Nesta selecção portuguesa n.º 1 estão oito (em onze!) futebolistas relacionados/ formados no "Glorioso": António Ribeiro dos Reis, Vítor Gonçalves e Alberto Augusto (ARR e VG eram casapianos) do SL BENFICA; José Maria Gralha, António Pinho, Cândido de Oliveira e Guimarães (Casa Pia AC) e Artur Augusto (FC Porto)

Sempre em encontro nas ideias e ideais
Os dois estiveram sempre de acordo nas grandes decisões. Regressaram à mesma equipa de futebol, em 18 de Dezembro de 1921, na estreia da selecção nacional capitaneada por Cândido de Oliveira (do Casa Pia AC) com Ribeiro dos Reis (do SL Benfica) a avançado-centro. Foram depois inseparáveis no jornalismo, mesmo em publicações diferentes, com crónicas a favor da reorganização do futebol português. Foram seleccionadores de Portugal. Ribeiro dos Reis prosseguiu como futebolista até 1926/27, já nas categorias inferiores do SLB e em simultâneo foi notável Dirigente Benfiquista, ocupando vários cargos, como capitão-geral e vice-presidente da Direcção (substituindo Cosme Damião) a presidente da Mesa da Assembleia-Geral (onde também estivera Cosme Damião). E foi treinador de futebol, em vários períodos de dificuldade, do Glorioso. A nível profissional continuou a sua carreira na administração militar. Cândido de Oliveira foi treinador de futebol em vários clubes de Portugal e do CR Flamengo, no Brasil. Conquistou títulos em Portugal pelo Sporting CP (dois campeonatos nacionais consecutivos e duas Taças de Portugal). Com a sua expulsão de um cargo superior nos CTT (Correios, Telégrafos e Telefones) por motivos políticos e prisão em Cabo Verde, entre 1942 e 1944, no Tarrafal, dedicou-se ao futebol, como treinador e jornalista, fundando com Ribeiro dos Reis e Tavares da Silva, o jornal "A Bola" cujo primeiro número surgiu em 29 de Janeiro de 1945.

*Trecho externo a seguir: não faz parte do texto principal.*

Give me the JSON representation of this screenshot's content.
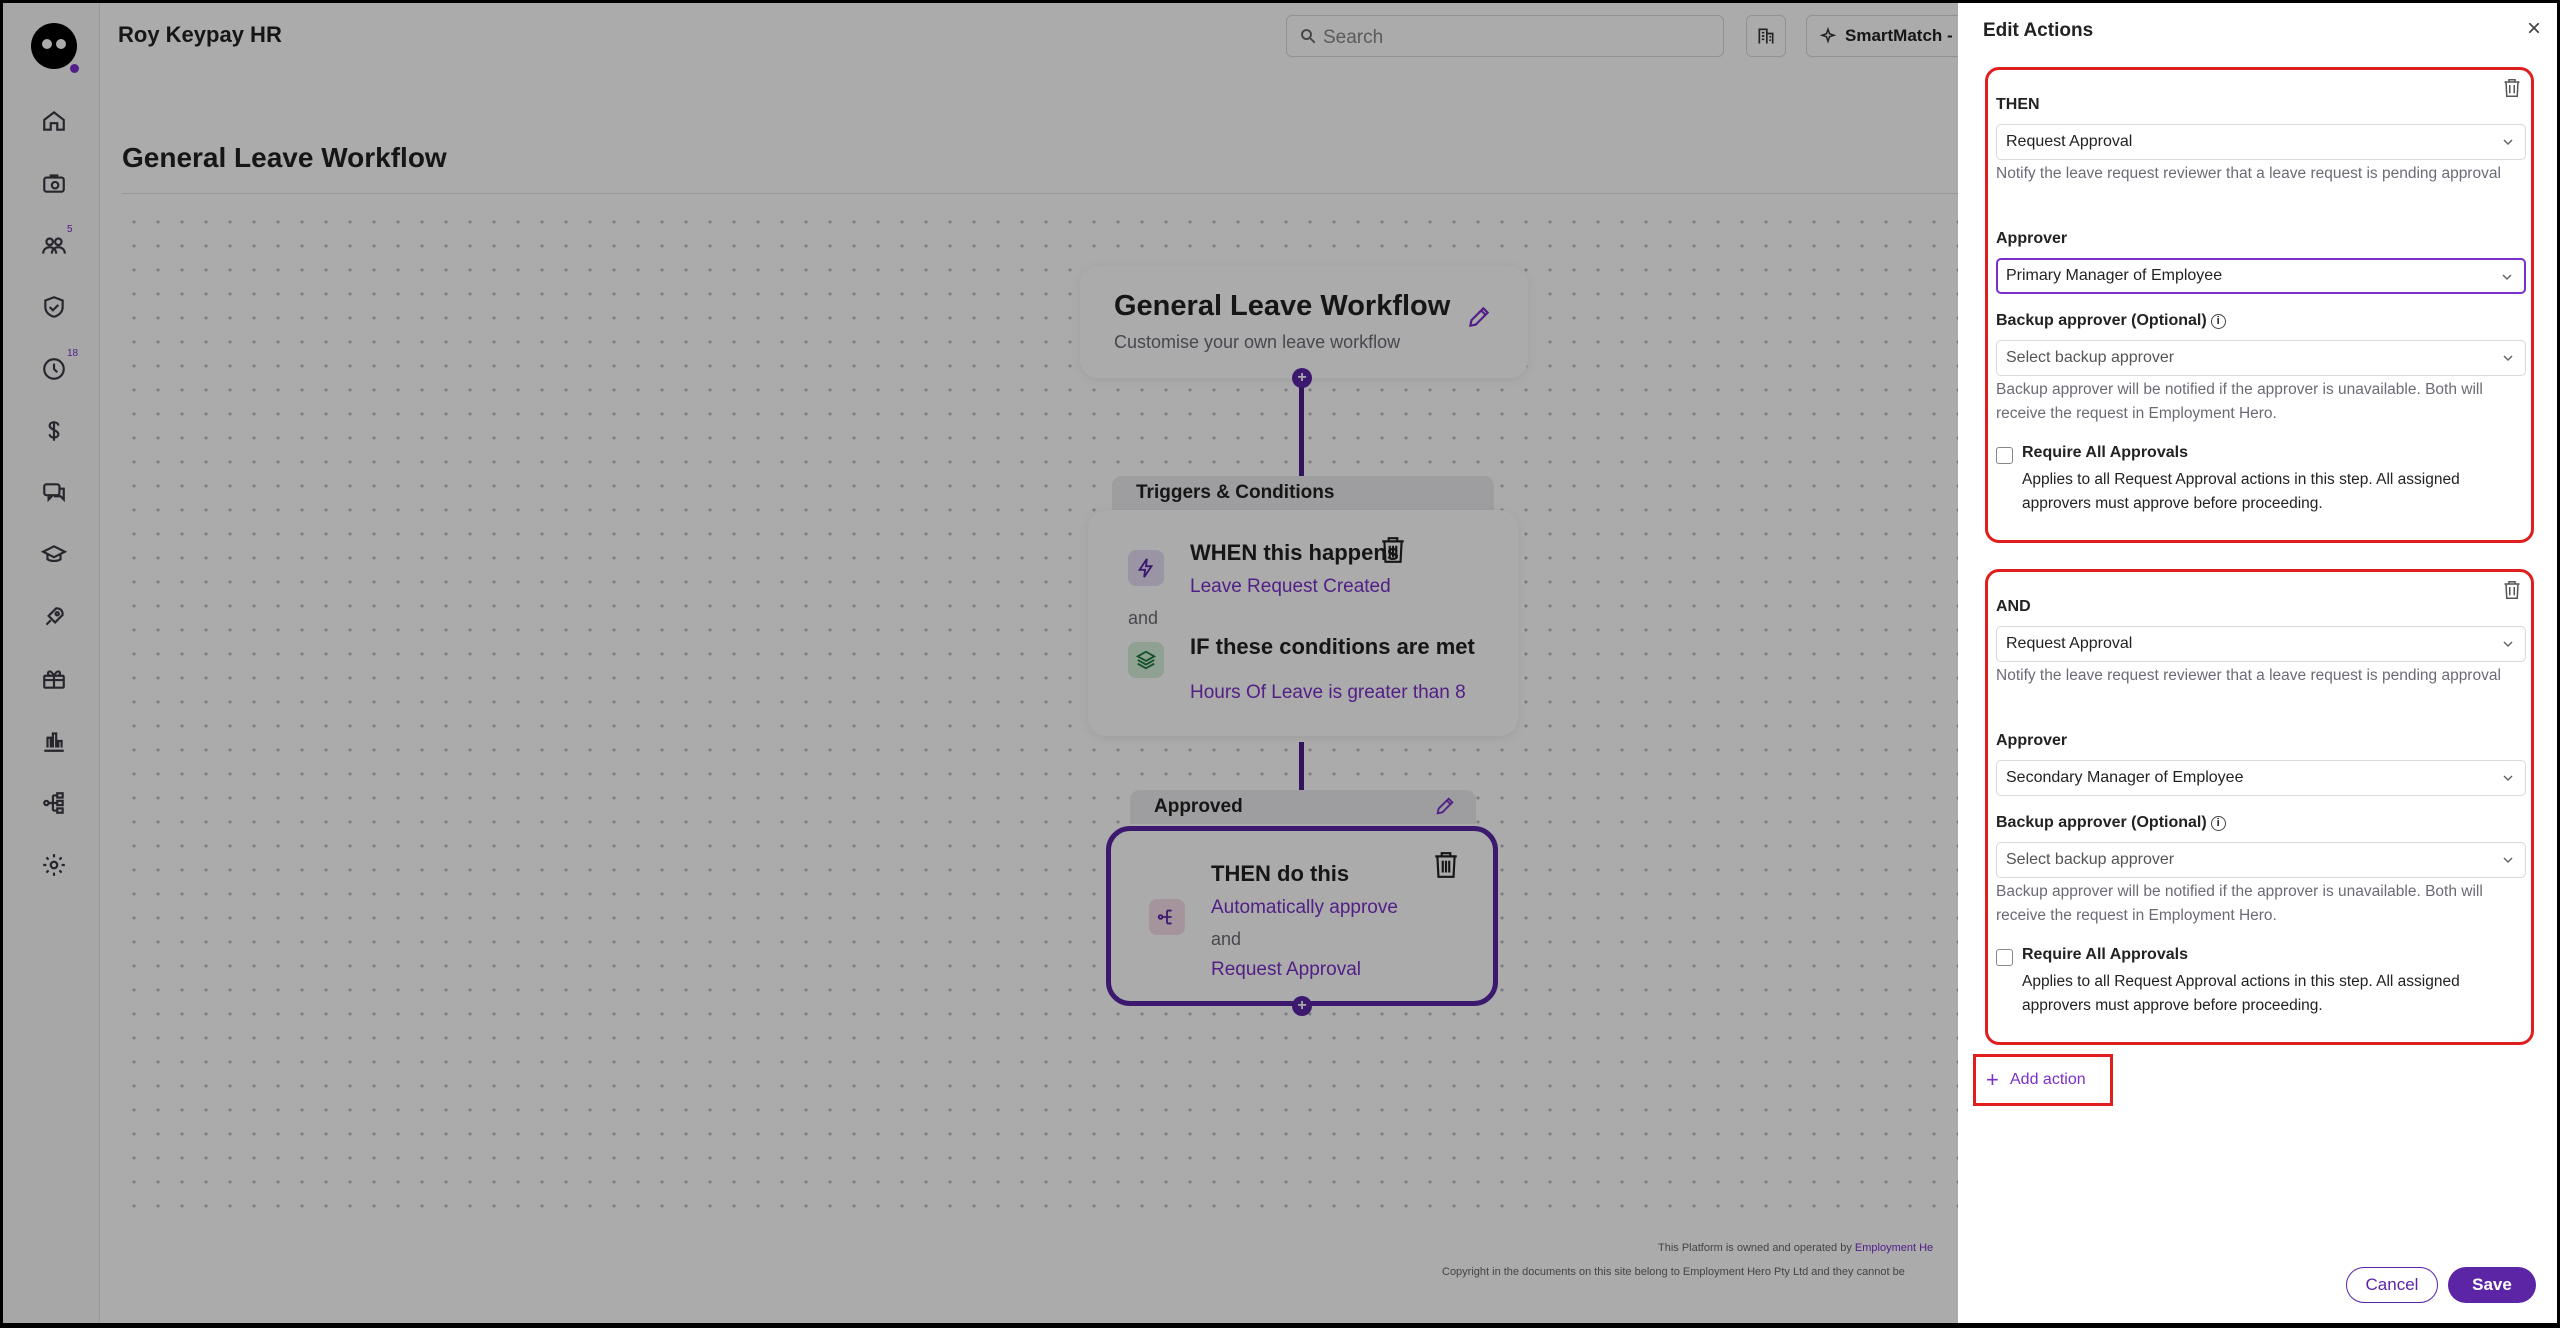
{
  "app": {
    "org_name": "Roy Keypay HR",
    "search_placeholder": "Search",
    "smartmatch_label": "SmartMatch -",
    "nav_badges": {
      "people": "5",
      "time": "18"
    }
  },
  "page": {
    "title": "General Leave Workflow"
  },
  "workflow": {
    "card_title": "General Leave Workflow",
    "card_subtitle": "Customise your own leave workflow",
    "triggers_header": "Triggers & Conditions",
    "when_title": "WHEN this happens",
    "when_value": "Leave Request Created",
    "and_text": "and",
    "if_title": "IF these conditions are met",
    "if_value": "Hours Of Leave is greater than 8",
    "approved_header": "Approved",
    "then_title": "THEN do this",
    "then_value1": "Automatically approve",
    "then_and": "and",
    "then_value2": "Request Approval"
  },
  "footer": {
    "line1_prefix": "This Platform is owned and operated by ",
    "line1_link": "Employment He",
    "line2": "Copyright in the documents on this site belong to Employment Hero Pty Ltd and they cannot be"
  },
  "drawer": {
    "title": "Edit Actions",
    "close_glyph": "×",
    "actions": [
      {
        "label": "THEN",
        "action_value": "Request Approval",
        "action_help": "Notify the leave request reviewer that a leave request is pending approval",
        "approver_label": "Approver",
        "approver_value": "Primary Manager of Employee",
        "backup_label": "Backup approver (Optional)",
        "backup_placeholder": "Select backup approver",
        "backup_help": "Backup approver will be notified if the approver is unavailable. Both will receive the request in Employment Hero.",
        "require_title": "Require All Approvals",
        "require_desc": "Applies to all Request Approval actions in this step. All assigned approvers must approve before proceeding."
      },
      {
        "label": "AND",
        "action_value": "Request Approval",
        "action_help": "Notify the leave request reviewer that a leave request is pending approval",
        "approver_label": "Approver",
        "approver_value": "Secondary Manager of Employee",
        "backup_label": "Backup approver (Optional)",
        "backup_placeholder": "Select backup approver",
        "backup_help": "Backup approver will be notified if the approver is unavailable. Both will receive the request in Employment Hero.",
        "require_title": "Require All Approvals",
        "require_desc": "Applies to all Request Approval actions in this step. All assigned approvers must approve before proceeding."
      }
    ],
    "add_action_label": "Add action",
    "cancel_label": "Cancel",
    "save_label": "Save"
  },
  "colors": {
    "brand": "#5b25a6",
    "accent_text": "#7b2fc9",
    "highlight": "#e01e1e"
  }
}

2: António Ribeiro dos Reis; 3: Cândido de Oliveira
Quis o destino e os desígnios do futebol
No final da temporada de 1952/53 encontraram-se em campos opostos no Estádio Nacional. Ribeiro dos Reis a orientar o Glorioso e Cândido de Oliveira como treinador do FC Porto. Ribeiro dos Reis "só" estava no cargo pelo facto do treinador Alberto Zozaya contratado no início da temporada não ter correspondido ao esperado. Ribeiro dos Reis não virou as costas, mais uma vez, ao futebol do Benfica. E assegurou a transição até os responsáveis do Benfica conseguirem um treinador com capacidade para fazer glória no Benfica. Entretanto o tempo foi passando e o Benfica chegou à final da Taça de Portugal. Do outro lado, do lado do adversário, do FC Porto, o amigo Benfiquista desde os anos 10, internacional português nos anos 20, jornalista nos anos 30, fundador do jornal "A Bola" nos anos 40 e colega jornalista no mesmo, Cândido de Oliveira. Ribeiro dos Reis não teve dó nem piedade. Aplicou-lhe "chapa cinco"! Cinco-a-zero do Benfica ao FC Porto, na final da Taça de Portugal, em 28 de Junho de 1953!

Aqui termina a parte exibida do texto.